How much attention are agents paying to this?

The short answer is, not a lot.

Anthony Lamacchia

“I think most Realtors think it’s done, honestly,” Anthony Lamacchia, a real estate podcaster and the CEO of Lamacchia Companies, told Inman last week. “I don’t think the masses realize that it hasn’t been approved yet.”

Different industry insiders had different opinions about what comes next, or on the degree of change that awaits the homeselling business. But generally speaking, those who talked with Inman for this story tended to agree with Lamacchia that the final step of the settlement’s journey through the courts is not on a lot of agent radars.

“Most agents are just focused on what they need to do to be effective and earn a living,” Chris Heller, president at OJO, told Inman last week. He added that the NAR settlement is likely more on the mind of leaders at big brokerages and tech companies who are still working to adapt to the new rules.

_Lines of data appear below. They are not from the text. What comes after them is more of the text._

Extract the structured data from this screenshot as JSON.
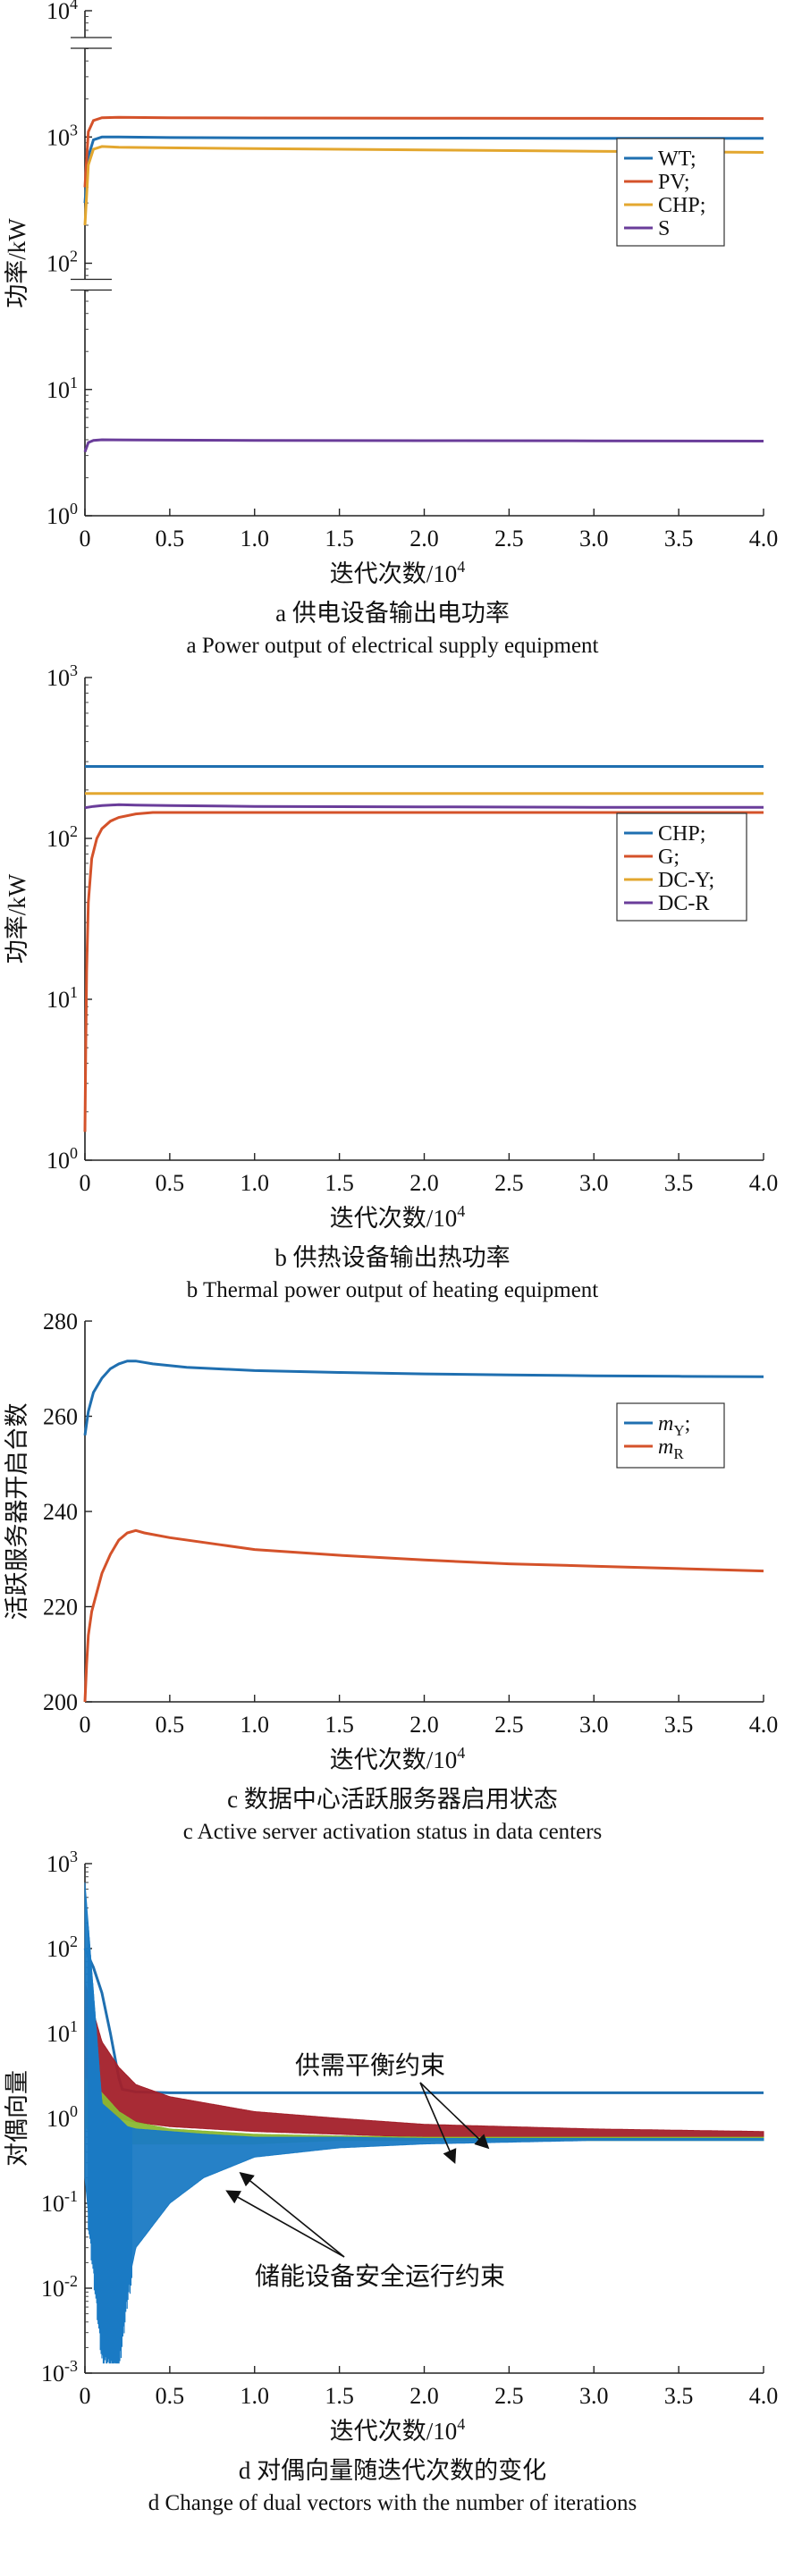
{
  "chart_data": [
    {
      "type": "line",
      "yscale": "log",
      "ylim": [
        1,
        10000
      ],
      "xlim": [
        0,
        4.0
      ],
      "xticks": [
        "0",
        "0.5",
        "1.0",
        "1.5",
        "2.0",
        "2.5",
        "3.0",
        "3.5",
        "4.0"
      ],
      "yticks": [
        {
          "value": 1,
          "base": "10",
          "exp": "0"
        },
        {
          "value": 10,
          "base": "10",
          "exp": "1"
        },
        {
          "value": 100,
          "base": "10",
          "exp": "2"
        },
        {
          "value": 1000,
          "base": "10",
          "exp": "3"
        },
        {
          "value": 10000,
          "base": "10",
          "exp": "4"
        }
      ],
      "xlabel": "迭代次数/10",
      "xlabel_exp": "4",
      "ylabel": "功率/kW",
      "caption_cn": "a 供电设备输出电功率",
      "caption_en": "a Power output of electrical supply equipment",
      "legend_position": "right",
      "series": [
        {
          "name": "WT;",
          "color": "#1f6fb0",
          "x": [
            0,
            0.02,
            0.05,
            0.1,
            0.2,
            0.5,
            1.0,
            2.0,
            3.0,
            4.0
          ],
          "values": [
            300,
            700,
            950,
            1000,
            1000,
            990,
            985,
            980,
            975,
            975
          ]
        },
        {
          "name": "PV;",
          "color": "#d4522a",
          "x": [
            0,
            0.02,
            0.05,
            0.1,
            0.2,
            0.5,
            1.0,
            2.0,
            3.0,
            4.0
          ],
          "values": [
            400,
            1100,
            1350,
            1420,
            1430,
            1420,
            1415,
            1410,
            1405,
            1400
          ]
        },
        {
          "name": "CHP;",
          "color": "#e3a72f",
          "x": [
            0,
            0.02,
            0.05,
            0.1,
            0.2,
            0.5,
            1.0,
            2.0,
            3.0,
            4.0
          ],
          "values": [
            200,
            600,
            800,
            840,
            830,
            820,
            810,
            790,
            770,
            755
          ]
        },
        {
          "name": "S",
          "color": "#6a3d9a",
          "x": [
            0,
            0.02,
            0.05,
            0.1,
            0.3,
            1.0,
            2.0,
            3.0,
            4.0
          ],
          "values": [
            3.2,
            3.8,
            3.95,
            4.0,
            3.98,
            3.95,
            3.93,
            3.92,
            3.9
          ]
        }
      ]
    },
    {
      "type": "line",
      "yscale": "log",
      "ylim": [
        1,
        1000
      ],
      "xlim": [
        0,
        4.0
      ],
      "xticks": [
        "0",
        "0.5",
        "1.0",
        "1.5",
        "2.0",
        "2.5",
        "3.0",
        "3.5",
        "4.0"
      ],
      "yticks": [
        {
          "value": 1,
          "base": "10",
          "exp": "0"
        },
        {
          "value": 10,
          "base": "10",
          "exp": "1"
        },
        {
          "value": 100,
          "base": "10",
          "exp": "2"
        },
        {
          "value": 1000,
          "base": "10",
          "exp": "3"
        }
      ],
      "xlabel": "迭代次数/10",
      "xlabel_exp": "4",
      "ylabel": "功率/kW",
      "caption_cn": "b 供热设备输出热功率",
      "caption_en": "b Thermal power output of heating equipment",
      "legend_position": "right",
      "series": [
        {
          "name": "CHP;",
          "color": "#1f6fb0",
          "x": [
            0,
            4.0
          ],
          "values": [
            280,
            280
          ]
        },
        {
          "name": "G;",
          "color": "#d4522a",
          "x": [
            0,
            0.005,
            0.01,
            0.02,
            0.04,
            0.07,
            0.1,
            0.15,
            0.2,
            0.3,
            0.4,
            1.0,
            2.0,
            3.0,
            4.0
          ],
          "values": [
            1.5,
            5,
            15,
            40,
            75,
            100,
            115,
            128,
            135,
            142,
            145,
            145,
            145,
            145,
            145
          ]
        },
        {
          "name": "DC-Y;",
          "color": "#e3a72f",
          "x": [
            0,
            4.0
          ],
          "values": [
            190,
            190
          ]
        },
        {
          "name": "DC-R",
          "color": "#6a3d9a",
          "x": [
            0,
            0.05,
            0.1,
            0.2,
            0.3,
            0.5,
            1.0,
            2.0,
            3.0,
            4.0
          ],
          "values": [
            155,
            158,
            160,
            162,
            161,
            160,
            158,
            157,
            156,
            156
          ]
        }
      ]
    },
    {
      "type": "line",
      "yscale": "linear",
      "ylim": [
        200,
        280
      ],
      "xlim": [
        0,
        4.0
      ],
      "xticks": [
        "0",
        "0.5",
        "1.0",
        "1.5",
        "2.0",
        "2.5",
        "3.0",
        "3.5",
        "4.0"
      ],
      "yticks": [
        {
          "value": 200,
          "label": "200"
        },
        {
          "value": 220,
          "label": "220"
        },
        {
          "value": 240,
          "label": "240"
        },
        {
          "value": 260,
          "label": "260"
        },
        {
          "value": 280,
          "label": "280"
        }
      ],
      "xlabel": "迭代次数/10",
      "xlabel_exp": "4",
      "ylabel": "活跃服务器开启台数",
      "caption_cn": "c 数据中心活跃服务器启用状态",
      "caption_en": "c Active server activation status in data centers",
      "legend_position": "right",
      "series": [
        {
          "name": "m",
          "sub": "Y",
          "suffix": ";",
          "color": "#1f6fb0",
          "x": [
            0,
            0.02,
            0.05,
            0.1,
            0.15,
            0.2,
            0.25,
            0.3,
            0.4,
            0.6,
            1.0,
            1.5,
            2.0,
            2.5,
            3.0,
            3.5,
            4.0
          ],
          "values": [
            256,
            261,
            265,
            268,
            270,
            271,
            271.6,
            271.6,
            271,
            270.3,
            269.6,
            269.2,
            268.9,
            268.7,
            268.5,
            268.4,
            268.3
          ]
        },
        {
          "name": "m",
          "sub": "R",
          "suffix": "",
          "color": "#d4522a",
          "x": [
            0,
            0.01,
            0.02,
            0.04,
            0.07,
            0.1,
            0.15,
            0.2,
            0.25,
            0.3,
            0.35,
            0.5,
            0.8,
            1.0,
            1.5,
            2.0,
            2.5,
            3.0,
            3.5,
            4.0
          ],
          "values": [
            200,
            208,
            214,
            219,
            223,
            227,
            231,
            234,
            235.5,
            236,
            235.5,
            234.5,
            233,
            232,
            230.8,
            229.8,
            229,
            228.5,
            228,
            227.5
          ]
        }
      ]
    },
    {
      "type": "line",
      "yscale": "log",
      "ylim": [
        0.001,
        1000
      ],
      "xlim": [
        0,
        4.0
      ],
      "xticks": [
        "0",
        "0.5",
        "1.0",
        "1.5",
        "2.0",
        "2.5",
        "3.0",
        "3.5",
        "4.0"
      ],
      "yticks": [
        {
          "value": 0.001,
          "base": "10",
          "exp": "-3"
        },
        {
          "value": 0.01,
          "base": "10",
          "exp": "-2"
        },
        {
          "value": 0.1,
          "base": "10",
          "exp": "-1"
        },
        {
          "value": 1,
          "base": "10",
          "exp": "0"
        },
        {
          "value": 10,
          "base": "10",
          "exp": "1"
        },
        {
          "value": 100,
          "base": "10",
          "exp": "2"
        },
        {
          "value": 1000,
          "base": "10",
          "exp": "3"
        }
      ],
      "xlabel": "迭代次数/10",
      "xlabel_exp": "4",
      "ylabel": "对偶向量",
      "caption_cn": "d 对偶向量随迭代次数的变化",
      "caption_en": "d Change of dual vectors with the number of iterations",
      "annotations": [
        "供需平衡约束",
        "储能设备安全运行约束"
      ],
      "series": [
        {
          "name": "供需平衡约束 (smooth)",
          "color": "#1f6fb0",
          "x": [
            0,
            0.05,
            0.1,
            0.15,
            0.2,
            0.22,
            0.3,
            0.5,
            1.0,
            2.0,
            3.0,
            4.0
          ],
          "values": [
            100,
            60,
            30,
            10,
            3,
            2.2,
            2.05,
            2.0,
            2.0,
            2.0,
            2.0,
            2.0
          ]
        },
        {
          "name": "供需平衡约束 (oscillating)",
          "color": "#a3202a",
          "x": [
            0,
            0.1,
            0.2,
            0.3,
            0.5,
            1.0,
            1.5,
            2.0,
            3.0,
            4.0
          ],
          "band_low": [
            3,
            1.5,
            1.0,
            0.9,
            0.8,
            0.7,
            0.65,
            0.6,
            0.6,
            0.6
          ],
          "band_high": [
            40,
            8,
            4,
            2.5,
            1.8,
            1.2,
            1.0,
            0.85,
            0.75,
            0.7
          ]
        },
        {
          "name": "储能设备安全运行约束 (green)",
          "color": "#8ab833",
          "x": [
            0,
            0.1,
            0.2,
            0.3,
            0.5,
            1.0,
            1.5,
            2.0,
            3.0,
            4.0
          ],
          "band_low": [
            0.8,
            0.5,
            0.5,
            0.5,
            0.5,
            0.5,
            0.55,
            0.55,
            0.55,
            0.55
          ],
          "band_high": [
            3,
            2,
            1.2,
            0.9,
            0.75,
            0.65,
            0.62,
            0.6,
            0.6,
            0.6
          ]
        },
        {
          "name": "储能设备安全运行约束 (blue)",
          "color": "#1a7ac4",
          "x": [
            0,
            0.1,
            0.2,
            0.25,
            0.3,
            0.5,
            0.7,
            1.0,
            1.5,
            2.0,
            3.0,
            4.0
          ],
          "band_low": [
            0.2,
            0.002,
            0.0015,
            0.01,
            0.03,
            0.1,
            0.2,
            0.35,
            0.45,
            0.5,
            0.55,
            0.55
          ],
          "band_high": [
            600,
            1.5,
            1.0,
            0.8,
            0.75,
            0.7,
            0.65,
            0.6,
            0.6,
            0.58,
            0.58,
            0.58
          ]
        }
      ]
    }
  ]
}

Heller also said there remains some confusion among agent ranks about what exactly constitutes best practices in a post-settlement world.

Chris Heller, OJO

“Not everyone’s a hundred percent clear on what they should or shouldn’t be doing,” he noted. “But they’re catching on quickly because in every transaction there’s another agent involved.”

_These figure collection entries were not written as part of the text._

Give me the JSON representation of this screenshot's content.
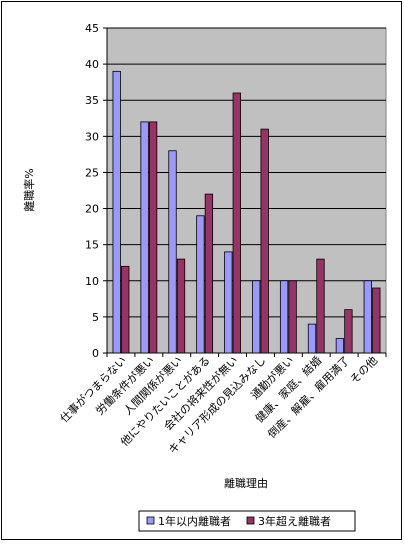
{
  "chart_data": {
    "type": "bar",
    "title": "",
    "xlabel": "離職理由",
    "ylabel": "離職率%",
    "ylim": [
      0,
      45
    ],
    "ytick_step": 5,
    "grid": true,
    "legend_position": "bottom",
    "categories": [
      "仕事がつまらない",
      "労働条件が悪い",
      "人間関係が悪い",
      "他にやりたいことがある",
      "会社の将来性が無い",
      "キャリア形成の見込みなし",
      "通勤が悪い",
      "健康、家庭、結婚",
      "倒産、解雇、雇用満了",
      "その他"
    ],
    "series": [
      {
        "name": "1年以内離職者",
        "values": [
          39,
          32,
          28,
          19,
          14,
          10,
          10,
          4,
          2,
          10
        ],
        "color": "#9999ff"
      },
      {
        "name": "3年超え離職者",
        "values": [
          12,
          32,
          13,
          22,
          36,
          31,
          10,
          13,
          6,
          9
        ],
        "color": "#993366"
      }
    ],
    "plot_background": "#c0c0c0"
  }
}
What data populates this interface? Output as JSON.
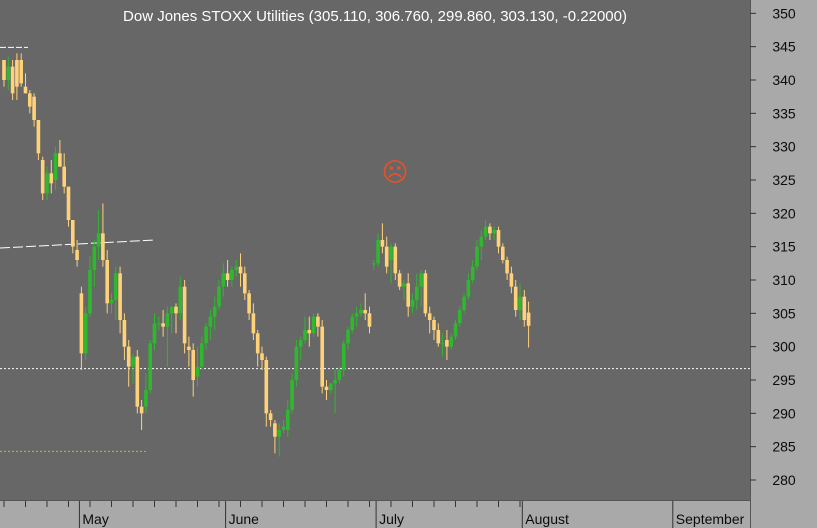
{
  "title": "Dow Jones STOXX Utilities (305.110, 306.760, 299.860, 303.130, -0.22000)",
  "icons": {
    "status_face": "sad-face-icon",
    "status_face_glyph": "☹",
    "status_face_color": "#e5522a"
  },
  "colors": {
    "background": "#676767",
    "axis_panel": "#a9a9a9",
    "bull": "#2db82d",
    "bear": "#ffd27a",
    "reference_line": "#ffffff",
    "low_marker": "#f29a3b"
  },
  "chart_data": {
    "type": "candlestick",
    "title": "Dow Jones STOXX Utilities (305.110, 306.760, 299.860, 303.130, -0.22000)",
    "last_bar": {
      "open": 305.11,
      "high": 306.76,
      "low": 299.86,
      "close": 303.13,
      "change": -0.22
    },
    "ylim": [
      277,
      352
    ],
    "y_ticks": [
      280,
      285,
      290,
      295,
      300,
      305,
      310,
      315,
      320,
      325,
      330,
      335,
      340,
      345,
      350
    ],
    "month_labels": [
      {
        "label": "May",
        "start_index": 18
      },
      {
        "label": "June",
        "start_index": 52
      },
      {
        "label": "July",
        "start_index": 87
      },
      {
        "label": "August",
        "start_index": 121
      },
      {
        "label": "September",
        "start_index": 156
      }
    ],
    "reference_levels": {
      "dotted_horizontal": 296.7,
      "orange_dotted": 284.3,
      "top_left_dash": 344.9,
      "dashed_diagonal": [
        314.8,
        316.0
      ]
    },
    "candles": [
      [
        343,
        343,
        339,
        340
      ],
      [
        340,
        343.5,
        338.5,
        342
      ],
      [
        342,
        343,
        337,
        338
      ],
      [
        343,
        344,
        337,
        339
      ],
      [
        343,
        344,
        339,
        339.5
      ],
      [
        339,
        341,
        338,
        338
      ],
      [
        338,
        338.5,
        335,
        336
      ],
      [
        337.5,
        338,
        333,
        334
      ],
      [
        334,
        334,
        328,
        329
      ],
      [
        328,
        328.5,
        322,
        323
      ],
      [
        323,
        327,
        322,
        326
      ],
      [
        326,
        328,
        323,
        324.5
      ],
      [
        325,
        330,
        323.5,
        329
      ],
      [
        329,
        331,
        327,
        327
      ],
      [
        327,
        329,
        323,
        324
      ],
      [
        324,
        324,
        318,
        319
      ],
      [
        319,
        319,
        314,
        315
      ],
      [
        314.5,
        316,
        312,
        313
      ],
      [
        308,
        309,
        296.5,
        299
      ],
      [
        299,
        306,
        298,
        305
      ],
      [
        305,
        313.5,
        304.5,
        311.5
      ],
      [
        311.5,
        316,
        309,
        315
      ],
      [
        315,
        320.5,
        313,
        317
      ],
      [
        317,
        321.5,
        312,
        313
      ],
      [
        313,
        314.5,
        305,
        306.5
      ],
      [
        306.5,
        308,
        305,
        307
      ],
      [
        307,
        312,
        304,
        311
      ],
      [
        311,
        312,
        302,
        304
      ],
      [
        304,
        305,
        298,
        300
      ],
      [
        300,
        301,
        294,
        297
      ],
      [
        297,
        299,
        294.5,
        298.5
      ],
      [
        298.5,
        299.5,
        290,
        291
      ],
      [
        291,
        292,
        287.5,
        290
      ],
      [
        291,
        296,
        290,
        293.5
      ],
      [
        293.5,
        301,
        293,
        300.5
      ],
      [
        300.5,
        305,
        299.5,
        303.5
      ],
      [
        303.5,
        304.5,
        302.5,
        303.5
      ],
      [
        303.5,
        305.5,
        301.5,
        303
      ],
      [
        303,
        306,
        297,
        305
      ],
      [
        305,
        306,
        302,
        306
      ],
      [
        306,
        306.5,
        302,
        305
      ],
      [
        305,
        310.5,
        304,
        309
      ],
      [
        309,
        310,
        299,
        300.5
      ],
      [
        300,
        301.5,
        297,
        299.5
      ],
      [
        299.5,
        300.5,
        292.5,
        295
      ],
      [
        295.5,
        300,
        294,
        297
      ],
      [
        297,
        301.5,
        296.5,
        300.5
      ],
      [
        300.5,
        303.5,
        299.5,
        303
      ],
      [
        303,
        305.5,
        301,
        304.5
      ],
      [
        304.5,
        307.5,
        302.5,
        306
      ],
      [
        306,
        310,
        305.5,
        309
      ],
      [
        309,
        312.5,
        307.5,
        311
      ],
      [
        311,
        313,
        309,
        310
      ],
      [
        310,
        312,
        309,
        311.5
      ],
      [
        311.5,
        313,
        310.5,
        312
      ],
      [
        312,
        314,
        309,
        311
      ],
      [
        311,
        312,
        307,
        308
      ],
      [
        308,
        308.5,
        304,
        305
      ],
      [
        305,
        306.5,
        301,
        302
      ],
      [
        302,
        302.5,
        297,
        299
      ],
      [
        299,
        300,
        296.5,
        298
      ],
      [
        298,
        298.5,
        288,
        290
      ],
      [
        290,
        290.5,
        288,
        289
      ],
      [
        288.5,
        289,
        284,
        286.5
      ],
      [
        286.5,
        288.5,
        283.5,
        287.5
      ],
      [
        287.5,
        289,
        287,
        288
      ],
      [
        287.5,
        292,
        286.5,
        290.5
      ],
      [
        290.5,
        296,
        290,
        295
      ],
      [
        295,
        301,
        294,
        300
      ],
      [
        300,
        301.5,
        298,
        301
      ],
      [
        301,
        304.5,
        300.5,
        302.5
      ],
      [
        302.5,
        304.5,
        300,
        302
      ],
      [
        302,
        305,
        301.5,
        304.5
      ],
      [
        304.5,
        305,
        301.5,
        303
      ],
      [
        303,
        304,
        293,
        294
      ],
      [
        294,
        295,
        292,
        293.5
      ],
      [
        293.5,
        294.5,
        293,
        294.5
      ],
      [
        294.5,
        296.5,
        290,
        295
      ],
      [
        295,
        297,
        294.5,
        296.5
      ],
      [
        296.5,
        301,
        295.5,
        300.5
      ],
      [
        300.5,
        303,
        299.5,
        302.5
      ],
      [
        302.5,
        305,
        302,
        304.5
      ],
      [
        304.5,
        306,
        303,
        305
      ],
      [
        305,
        306.5,
        304.5,
        305.5
      ],
      [
        305.5,
        308,
        304,
        305
      ],
      [
        305,
        306,
        302,
        303
      ],
      [
        312.5,
        313,
        311.5,
        312.5
      ],
      [
        312.5,
        317,
        312,
        316
      ],
      [
        316,
        318.5,
        314,
        315
      ],
      [
        315,
        316.5,
        311,
        312
      ],
      [
        313,
        315.5,
        309.5,
        315
      ],
      [
        315,
        315.5,
        310,
        311
      ],
      [
        311,
        311.5,
        308.5,
        309
      ],
      [
        309,
        310,
        307,
        309.5
      ],
      [
        309.5,
        311,
        304.5,
        306
      ],
      [
        306,
        308,
        305,
        307
      ],
      [
        307,
        311,
        305.5,
        309
      ],
      [
        309,
        311.5,
        306,
        311
      ],
      [
        311,
        311.5,
        304.5,
        305
      ],
      [
        305,
        306,
        302,
        304
      ],
      [
        304,
        304.5,
        301,
        302.5
      ],
      [
        302.5,
        303.5,
        300,
        300.5
      ],
      [
        300.5,
        302,
        298.5,
        300.5
      ],
      [
        301,
        302.5,
        298,
        300
      ],
      [
        300,
        302,
        299.5,
        301.5
      ],
      [
        301.5,
        304,
        301,
        303.5
      ],
      [
        303.5,
        306,
        303,
        305.5
      ],
      [
        305.5,
        308,
        305,
        307.5
      ],
      [
        307.5,
        311,
        307,
        310
      ],
      [
        310,
        313,
        309.5,
        312
      ],
      [
        312,
        316,
        311.5,
        315
      ],
      [
        315,
        317.5,
        313,
        316.5
      ],
      [
        316.5,
        319,
        316,
        318
      ],
      [
        318,
        318.5,
        316,
        317
      ],
      [
        317,
        318,
        316,
        317.5
      ],
      [
        317.5,
        318,
        314,
        315
      ],
      [
        315,
        315.5,
        312.5,
        313
      ],
      [
        313,
        313.5,
        310,
        311
      ],
      [
        311,
        312,
        308,
        309
      ],
      [
        309,
        310,
        304.5,
        305.5
      ],
      [
        305.5,
        309.5,
        304,
        307.5
      ],
      [
        307.5,
        308.5,
        303,
        304
      ],
      [
        305.11,
        306.76,
        299.86,
        303.13
      ]
    ]
  }
}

The idea that adapting to the post-settlement world is a work in progress was a recurring theme in conversations for this story. For instance, Dwiggins argued that there are numerous points of confusion for agents, as well as conflicting information depending on which brokerage or state a person works in.

“The industry is trying, but it’s not being given very clear guidance from one spot,” Dwiggins said. “And so everyone’s trying to interpret these things the best that they can. Some in good ways, some not.”

The comments highlight the ongoing nature of the commission lawsuit story and the fact that Tuesday’s hearing is not the end, at least for real estate practitioners.

But what comes next is a matter of debate. In Lamacchia’s case, he suggested the future may look similar to the past.

“These plaintiffs’ attorneys, who are basically working for industry disruptors that have wet dreams about destroying our industry, and you can quote me on that, they’re going to be disappointed,” Lamacchia said. “They’re going to be disappointed because it’s not going to break.”

That said, change  — and the final chapters of the commission lawsuit saga — may ultimately take time to fully materialize. That’s in part because the wheels of justice turn slowly. But there’s a practical component as well: Dwiggins pointed out that many deals currently closing were already in the pipeline before NAR’s new rules went into effect in August. And that means the coming months or year may deliver the real moment of truth.

“So some of the effects you’re going to see are starting now,” Dwiggins said. “But the market has been really slow. So you haven’t seen a massive amount of this stuff either. It is a problem.”